Wolters Kluwer's Clark says CMS appears to be trying to rein in appeals of decisions made at the Provider Reimbursement Review Board. "About a third of the newly proposed regulations apply to the PRRB," he said. "They're trying to eliminate certain appeals that providers can do. … In recent years, the PRRB has been trying to reduce the number of appeals they have to deal with."
Ongoing cuts to DSH payments will hurt hospitals in states where Medicaid expansion under the PPACA has been blocked, Clark said.
"One of the big issues in this one is going to be DSH reimbursement," he said of the proposed 2015 IPPS rules. "The assumption was the need for DSH payments was going to go down. CMS doesn't seem to be taking into account that the level of uncompensated care is not going down the way regulators, lawmakers and others had expected… For 2015, they're not making dramatic changes.

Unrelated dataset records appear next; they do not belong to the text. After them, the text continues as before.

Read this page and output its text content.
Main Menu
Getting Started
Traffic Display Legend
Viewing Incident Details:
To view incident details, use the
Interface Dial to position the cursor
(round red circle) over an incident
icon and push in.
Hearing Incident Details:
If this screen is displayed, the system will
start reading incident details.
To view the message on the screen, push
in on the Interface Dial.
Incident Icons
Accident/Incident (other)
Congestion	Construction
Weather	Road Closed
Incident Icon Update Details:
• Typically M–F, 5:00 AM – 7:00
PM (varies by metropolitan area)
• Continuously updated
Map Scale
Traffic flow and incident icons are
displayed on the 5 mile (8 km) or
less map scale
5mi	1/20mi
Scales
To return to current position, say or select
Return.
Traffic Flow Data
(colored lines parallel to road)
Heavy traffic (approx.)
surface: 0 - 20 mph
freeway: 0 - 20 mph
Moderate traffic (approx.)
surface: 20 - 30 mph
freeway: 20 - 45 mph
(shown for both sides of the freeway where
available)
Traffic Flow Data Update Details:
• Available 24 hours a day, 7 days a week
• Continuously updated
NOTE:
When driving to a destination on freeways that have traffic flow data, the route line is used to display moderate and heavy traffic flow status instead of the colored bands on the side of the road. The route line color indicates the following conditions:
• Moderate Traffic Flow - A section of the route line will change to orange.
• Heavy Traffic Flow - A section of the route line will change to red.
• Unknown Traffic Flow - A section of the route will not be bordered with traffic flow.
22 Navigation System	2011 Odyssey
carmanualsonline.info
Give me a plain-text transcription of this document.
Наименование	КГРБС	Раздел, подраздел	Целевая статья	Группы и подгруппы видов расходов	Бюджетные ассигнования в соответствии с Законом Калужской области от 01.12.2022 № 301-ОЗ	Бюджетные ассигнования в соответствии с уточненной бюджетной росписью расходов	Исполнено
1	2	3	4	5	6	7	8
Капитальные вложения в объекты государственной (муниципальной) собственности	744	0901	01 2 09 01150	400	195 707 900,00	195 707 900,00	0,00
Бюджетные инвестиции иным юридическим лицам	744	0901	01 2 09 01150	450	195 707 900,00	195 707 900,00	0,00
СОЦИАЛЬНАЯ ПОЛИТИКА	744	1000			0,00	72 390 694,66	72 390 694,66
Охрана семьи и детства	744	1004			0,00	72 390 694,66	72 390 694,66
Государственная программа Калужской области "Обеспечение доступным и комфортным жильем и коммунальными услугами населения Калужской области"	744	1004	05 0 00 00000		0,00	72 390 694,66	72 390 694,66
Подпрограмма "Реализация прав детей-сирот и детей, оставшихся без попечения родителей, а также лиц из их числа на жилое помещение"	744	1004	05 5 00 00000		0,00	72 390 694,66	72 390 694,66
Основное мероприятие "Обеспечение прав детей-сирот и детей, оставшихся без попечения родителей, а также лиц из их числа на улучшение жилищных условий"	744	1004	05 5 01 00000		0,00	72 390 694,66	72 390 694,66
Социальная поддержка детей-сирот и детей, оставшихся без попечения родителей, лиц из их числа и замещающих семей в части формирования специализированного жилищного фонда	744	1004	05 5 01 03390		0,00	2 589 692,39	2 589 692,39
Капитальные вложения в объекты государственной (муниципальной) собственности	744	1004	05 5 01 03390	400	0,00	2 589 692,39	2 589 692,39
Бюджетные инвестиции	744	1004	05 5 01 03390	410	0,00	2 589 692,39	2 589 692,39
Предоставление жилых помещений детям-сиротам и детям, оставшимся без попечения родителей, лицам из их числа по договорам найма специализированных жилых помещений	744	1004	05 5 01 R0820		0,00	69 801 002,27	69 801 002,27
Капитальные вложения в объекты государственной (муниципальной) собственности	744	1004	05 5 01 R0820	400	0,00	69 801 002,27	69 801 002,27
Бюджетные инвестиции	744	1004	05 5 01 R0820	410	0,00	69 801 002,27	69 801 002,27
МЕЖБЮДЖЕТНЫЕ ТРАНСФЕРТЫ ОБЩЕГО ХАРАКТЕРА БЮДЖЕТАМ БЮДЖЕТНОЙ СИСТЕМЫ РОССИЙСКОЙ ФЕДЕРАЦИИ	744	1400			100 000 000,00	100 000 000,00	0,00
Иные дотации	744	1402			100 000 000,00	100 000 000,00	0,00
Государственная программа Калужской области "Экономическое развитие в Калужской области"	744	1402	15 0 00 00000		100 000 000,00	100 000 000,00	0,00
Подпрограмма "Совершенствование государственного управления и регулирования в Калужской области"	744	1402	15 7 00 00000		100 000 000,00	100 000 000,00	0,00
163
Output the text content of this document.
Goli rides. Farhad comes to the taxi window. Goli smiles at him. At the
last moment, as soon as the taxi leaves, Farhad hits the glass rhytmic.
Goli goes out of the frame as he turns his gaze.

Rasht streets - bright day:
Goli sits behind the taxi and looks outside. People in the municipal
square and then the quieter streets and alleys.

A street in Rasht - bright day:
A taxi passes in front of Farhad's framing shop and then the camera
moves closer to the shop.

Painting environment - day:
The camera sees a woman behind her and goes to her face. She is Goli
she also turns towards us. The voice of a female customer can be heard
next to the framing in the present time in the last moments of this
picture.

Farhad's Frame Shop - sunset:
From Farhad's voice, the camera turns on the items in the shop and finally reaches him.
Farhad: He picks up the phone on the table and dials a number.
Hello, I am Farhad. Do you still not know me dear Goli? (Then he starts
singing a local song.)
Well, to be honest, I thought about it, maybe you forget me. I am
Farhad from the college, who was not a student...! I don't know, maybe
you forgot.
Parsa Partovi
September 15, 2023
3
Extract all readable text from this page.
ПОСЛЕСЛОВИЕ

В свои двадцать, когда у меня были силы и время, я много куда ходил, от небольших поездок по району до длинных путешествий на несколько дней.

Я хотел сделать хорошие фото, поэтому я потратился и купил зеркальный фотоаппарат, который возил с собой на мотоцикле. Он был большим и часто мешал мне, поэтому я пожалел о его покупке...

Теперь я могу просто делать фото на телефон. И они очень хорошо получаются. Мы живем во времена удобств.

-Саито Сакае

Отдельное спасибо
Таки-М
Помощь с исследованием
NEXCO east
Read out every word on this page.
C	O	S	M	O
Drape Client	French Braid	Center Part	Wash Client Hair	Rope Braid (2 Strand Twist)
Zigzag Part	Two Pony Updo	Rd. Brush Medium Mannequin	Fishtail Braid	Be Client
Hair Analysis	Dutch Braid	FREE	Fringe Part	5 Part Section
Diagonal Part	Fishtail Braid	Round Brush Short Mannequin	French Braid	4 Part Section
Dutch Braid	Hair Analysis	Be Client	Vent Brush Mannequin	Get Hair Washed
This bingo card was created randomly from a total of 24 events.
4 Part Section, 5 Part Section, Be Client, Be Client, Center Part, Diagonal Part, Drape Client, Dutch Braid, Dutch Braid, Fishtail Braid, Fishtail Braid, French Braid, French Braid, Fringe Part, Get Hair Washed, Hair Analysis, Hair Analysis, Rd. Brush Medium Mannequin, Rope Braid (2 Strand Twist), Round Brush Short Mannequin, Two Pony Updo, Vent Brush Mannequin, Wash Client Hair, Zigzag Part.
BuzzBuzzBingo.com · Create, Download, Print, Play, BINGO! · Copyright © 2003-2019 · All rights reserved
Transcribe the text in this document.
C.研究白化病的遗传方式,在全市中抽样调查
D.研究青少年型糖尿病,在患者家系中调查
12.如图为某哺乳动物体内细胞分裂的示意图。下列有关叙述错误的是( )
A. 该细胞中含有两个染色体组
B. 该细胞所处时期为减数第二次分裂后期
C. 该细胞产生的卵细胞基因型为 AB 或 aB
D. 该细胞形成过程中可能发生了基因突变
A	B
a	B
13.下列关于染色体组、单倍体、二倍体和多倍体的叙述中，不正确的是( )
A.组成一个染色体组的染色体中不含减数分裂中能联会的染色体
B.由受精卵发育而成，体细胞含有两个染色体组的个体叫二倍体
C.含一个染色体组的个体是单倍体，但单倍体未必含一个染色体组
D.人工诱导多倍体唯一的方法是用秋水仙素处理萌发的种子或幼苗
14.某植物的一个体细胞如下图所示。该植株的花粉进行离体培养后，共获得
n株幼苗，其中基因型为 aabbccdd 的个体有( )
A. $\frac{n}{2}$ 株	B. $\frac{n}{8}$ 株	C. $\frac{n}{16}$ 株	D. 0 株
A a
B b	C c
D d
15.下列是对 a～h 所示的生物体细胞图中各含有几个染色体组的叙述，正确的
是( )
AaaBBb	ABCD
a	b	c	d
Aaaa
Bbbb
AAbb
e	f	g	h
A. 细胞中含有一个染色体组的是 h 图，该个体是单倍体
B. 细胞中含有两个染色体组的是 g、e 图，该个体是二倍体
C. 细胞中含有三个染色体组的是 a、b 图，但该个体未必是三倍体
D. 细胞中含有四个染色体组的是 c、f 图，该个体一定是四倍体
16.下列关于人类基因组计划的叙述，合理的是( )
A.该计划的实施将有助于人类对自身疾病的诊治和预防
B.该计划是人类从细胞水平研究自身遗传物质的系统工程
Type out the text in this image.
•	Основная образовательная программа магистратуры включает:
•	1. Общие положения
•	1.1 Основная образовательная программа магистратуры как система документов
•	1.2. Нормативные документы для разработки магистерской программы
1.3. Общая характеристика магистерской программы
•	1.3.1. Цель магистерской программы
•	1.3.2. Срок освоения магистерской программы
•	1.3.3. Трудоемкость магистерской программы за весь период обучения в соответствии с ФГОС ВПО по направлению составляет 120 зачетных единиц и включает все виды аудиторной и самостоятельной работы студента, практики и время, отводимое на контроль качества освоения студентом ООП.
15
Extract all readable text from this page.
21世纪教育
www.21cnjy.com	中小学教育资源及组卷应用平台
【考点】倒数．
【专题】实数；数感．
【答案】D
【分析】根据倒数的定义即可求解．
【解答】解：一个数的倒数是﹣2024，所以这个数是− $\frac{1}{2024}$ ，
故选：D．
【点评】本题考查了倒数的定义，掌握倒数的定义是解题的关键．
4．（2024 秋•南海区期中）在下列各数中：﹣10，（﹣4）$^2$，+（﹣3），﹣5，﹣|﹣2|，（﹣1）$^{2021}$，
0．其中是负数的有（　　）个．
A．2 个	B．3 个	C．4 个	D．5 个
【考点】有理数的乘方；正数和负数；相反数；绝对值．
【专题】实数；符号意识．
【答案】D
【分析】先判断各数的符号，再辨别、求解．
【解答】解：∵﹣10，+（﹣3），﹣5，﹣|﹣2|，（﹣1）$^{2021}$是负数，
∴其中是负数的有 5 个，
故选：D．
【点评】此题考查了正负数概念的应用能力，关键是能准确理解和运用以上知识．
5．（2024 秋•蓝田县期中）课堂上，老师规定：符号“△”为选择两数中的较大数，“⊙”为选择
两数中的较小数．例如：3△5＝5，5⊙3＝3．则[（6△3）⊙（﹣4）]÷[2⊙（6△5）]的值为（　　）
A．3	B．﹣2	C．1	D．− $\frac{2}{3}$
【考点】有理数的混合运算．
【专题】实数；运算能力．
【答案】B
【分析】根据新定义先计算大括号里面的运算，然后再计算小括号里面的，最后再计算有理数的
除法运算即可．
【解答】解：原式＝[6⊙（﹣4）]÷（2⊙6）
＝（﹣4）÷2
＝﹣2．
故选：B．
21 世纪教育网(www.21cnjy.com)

It seems like they're going ahead with the existing formula."
The federal officials who drafted the PPACA expected states to expand Medicaid to more adults under a deal that has Washington paying 100 percent of the bill for the first three years. Federal support of Medicaid expansion is set to taper down to 90 percent in 2020.
"States that didn't expand Medicaid and already had a relatively sick population are really hurting," Clark said of states such as Georgia and Missouri, where hospitals are set to endure another round of double-digit cuts to DSH payments in 2015. "Struggling, marginal hospitals… the DSH payments may have been making them solvent. Those marginal ones are going to be in a bind."